China faces great challenges in protecting its soil from contamination caused by rapid industrialization and urbanization over the last three decades. Minimizing the transfer of contaminants from soil to the food chain is a top priority. A number of options are proposed—including source identification, input minimization, immobilization, low‑accumulating cultivars, water and fertilizer management, bioremediation, and land‑use change—requiring technological, socio‑economic, and regulatory support. Nationwide surveys show 16 % of soil samples and 19 % of agricultural soils are contaminated mainly with heavy metals and metalloids; while China’s overall contamination level is comparable to other regions, some metals are rising faster and exceedances in food crops are widespread, especially in southern China.

Abstract

China faces great challenges in protecting its soil from contamination caused by rapid industrialization and urbanization over the last three decades. Recent nationwide surveys show that 16% of the soil samples, 19% for the agricultural soils, are contaminated based on China’s soil environmental quality limits, mainly with heavy metals and metalloids.

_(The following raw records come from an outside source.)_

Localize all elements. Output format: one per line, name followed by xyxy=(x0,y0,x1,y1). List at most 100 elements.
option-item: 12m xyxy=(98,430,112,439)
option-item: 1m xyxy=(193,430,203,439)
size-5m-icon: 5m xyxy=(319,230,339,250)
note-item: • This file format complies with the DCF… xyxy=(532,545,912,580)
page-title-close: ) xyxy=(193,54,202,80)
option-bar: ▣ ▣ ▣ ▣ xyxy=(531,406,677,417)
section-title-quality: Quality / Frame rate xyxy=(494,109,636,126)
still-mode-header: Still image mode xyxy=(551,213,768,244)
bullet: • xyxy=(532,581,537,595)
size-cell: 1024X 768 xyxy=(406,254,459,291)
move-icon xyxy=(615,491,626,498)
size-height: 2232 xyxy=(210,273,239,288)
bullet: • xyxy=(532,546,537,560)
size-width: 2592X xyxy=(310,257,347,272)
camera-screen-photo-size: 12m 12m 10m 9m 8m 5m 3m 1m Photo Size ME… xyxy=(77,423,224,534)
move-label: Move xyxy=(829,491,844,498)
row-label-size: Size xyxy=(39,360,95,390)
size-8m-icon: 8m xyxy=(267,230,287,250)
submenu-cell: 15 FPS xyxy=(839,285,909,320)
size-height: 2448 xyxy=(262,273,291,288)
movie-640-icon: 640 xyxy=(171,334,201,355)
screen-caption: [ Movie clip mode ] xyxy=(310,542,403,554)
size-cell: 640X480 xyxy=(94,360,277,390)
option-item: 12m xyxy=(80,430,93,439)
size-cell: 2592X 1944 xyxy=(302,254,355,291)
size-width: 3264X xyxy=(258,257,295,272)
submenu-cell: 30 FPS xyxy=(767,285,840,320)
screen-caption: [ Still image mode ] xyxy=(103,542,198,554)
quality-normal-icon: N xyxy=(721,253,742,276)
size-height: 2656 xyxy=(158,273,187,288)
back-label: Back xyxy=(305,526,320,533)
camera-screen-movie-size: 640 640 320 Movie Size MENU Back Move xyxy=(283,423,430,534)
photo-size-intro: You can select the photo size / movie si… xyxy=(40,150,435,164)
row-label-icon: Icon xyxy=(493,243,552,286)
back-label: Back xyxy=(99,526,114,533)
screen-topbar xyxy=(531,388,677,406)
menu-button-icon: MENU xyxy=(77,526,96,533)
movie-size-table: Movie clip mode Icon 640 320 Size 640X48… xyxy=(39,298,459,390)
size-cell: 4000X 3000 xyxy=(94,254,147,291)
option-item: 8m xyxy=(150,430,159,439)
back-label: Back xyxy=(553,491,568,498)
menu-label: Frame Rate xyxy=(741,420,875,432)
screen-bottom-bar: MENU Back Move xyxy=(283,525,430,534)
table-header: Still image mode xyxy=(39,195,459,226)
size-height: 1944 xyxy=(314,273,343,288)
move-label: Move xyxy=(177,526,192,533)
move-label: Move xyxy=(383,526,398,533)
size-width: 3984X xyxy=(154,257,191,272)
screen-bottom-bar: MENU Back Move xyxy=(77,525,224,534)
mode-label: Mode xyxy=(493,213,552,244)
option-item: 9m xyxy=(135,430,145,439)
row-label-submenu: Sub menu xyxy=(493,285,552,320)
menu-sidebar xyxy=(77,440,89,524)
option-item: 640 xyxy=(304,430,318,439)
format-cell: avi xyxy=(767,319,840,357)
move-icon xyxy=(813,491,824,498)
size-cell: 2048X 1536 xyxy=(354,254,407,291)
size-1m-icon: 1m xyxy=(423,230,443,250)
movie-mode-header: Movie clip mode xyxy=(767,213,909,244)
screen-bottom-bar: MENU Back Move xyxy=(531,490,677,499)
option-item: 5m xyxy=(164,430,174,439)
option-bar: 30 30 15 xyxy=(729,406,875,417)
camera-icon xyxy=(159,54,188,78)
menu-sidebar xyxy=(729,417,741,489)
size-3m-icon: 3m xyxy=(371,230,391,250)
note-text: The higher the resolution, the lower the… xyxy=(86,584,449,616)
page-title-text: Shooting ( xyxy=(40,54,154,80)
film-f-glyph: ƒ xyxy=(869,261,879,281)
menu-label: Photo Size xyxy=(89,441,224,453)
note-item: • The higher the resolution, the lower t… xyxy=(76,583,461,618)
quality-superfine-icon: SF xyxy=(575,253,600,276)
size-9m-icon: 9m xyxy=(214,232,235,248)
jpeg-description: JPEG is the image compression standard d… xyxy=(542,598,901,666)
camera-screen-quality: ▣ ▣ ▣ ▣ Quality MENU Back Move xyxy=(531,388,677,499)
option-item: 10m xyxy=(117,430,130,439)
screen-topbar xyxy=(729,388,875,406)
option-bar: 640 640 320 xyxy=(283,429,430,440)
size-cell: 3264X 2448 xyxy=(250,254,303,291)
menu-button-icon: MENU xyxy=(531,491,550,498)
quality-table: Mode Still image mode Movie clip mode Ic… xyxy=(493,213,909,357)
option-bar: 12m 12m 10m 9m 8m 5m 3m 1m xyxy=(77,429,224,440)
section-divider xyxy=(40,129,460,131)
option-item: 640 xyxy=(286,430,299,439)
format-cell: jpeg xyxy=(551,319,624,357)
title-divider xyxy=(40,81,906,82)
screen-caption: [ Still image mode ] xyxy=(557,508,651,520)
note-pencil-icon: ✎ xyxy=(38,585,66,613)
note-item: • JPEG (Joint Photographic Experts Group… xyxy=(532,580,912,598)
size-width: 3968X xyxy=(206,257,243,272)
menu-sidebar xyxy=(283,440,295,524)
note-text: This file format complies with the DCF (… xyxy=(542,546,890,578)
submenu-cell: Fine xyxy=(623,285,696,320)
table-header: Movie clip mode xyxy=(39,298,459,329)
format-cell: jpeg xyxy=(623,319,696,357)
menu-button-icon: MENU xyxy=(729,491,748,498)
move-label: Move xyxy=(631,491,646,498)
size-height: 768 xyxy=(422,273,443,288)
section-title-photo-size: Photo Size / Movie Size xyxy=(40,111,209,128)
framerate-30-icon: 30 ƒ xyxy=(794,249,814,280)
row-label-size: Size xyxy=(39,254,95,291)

Comparisons with other regions of the world show that the current status of soil contamination, based on the total contaminant concentrations, is not worse in China. However, the concentrations of some heavy metals in Chinese soils appear to be increasing at much greater rates. Exceedance of the contaminant limits in food crops is widespread in some areas, especially southern China, due to elevated inputs of contaminants, acidic nature of the soil and crop species or cultivars prone to heavy metal accumulation. Minimizing the transfer of contaminants from soil to the food chain is a top priority. A number of options are proposed, including identification of the sources of contaminants to agricultural systems, minimization of contaminant inputs, reduction of heavy metal phytoavailability in soil with liming or other immobilizing materials, selection and breeding of low accumulating crop cultivars, adoption of appropriate water and fertilizer management, bioremediation, and change of land use to grow nonfood crops. Implementation of these strategies requires not only technological advances, but also social-economic evaluation and effective enforcement of environmental protection law.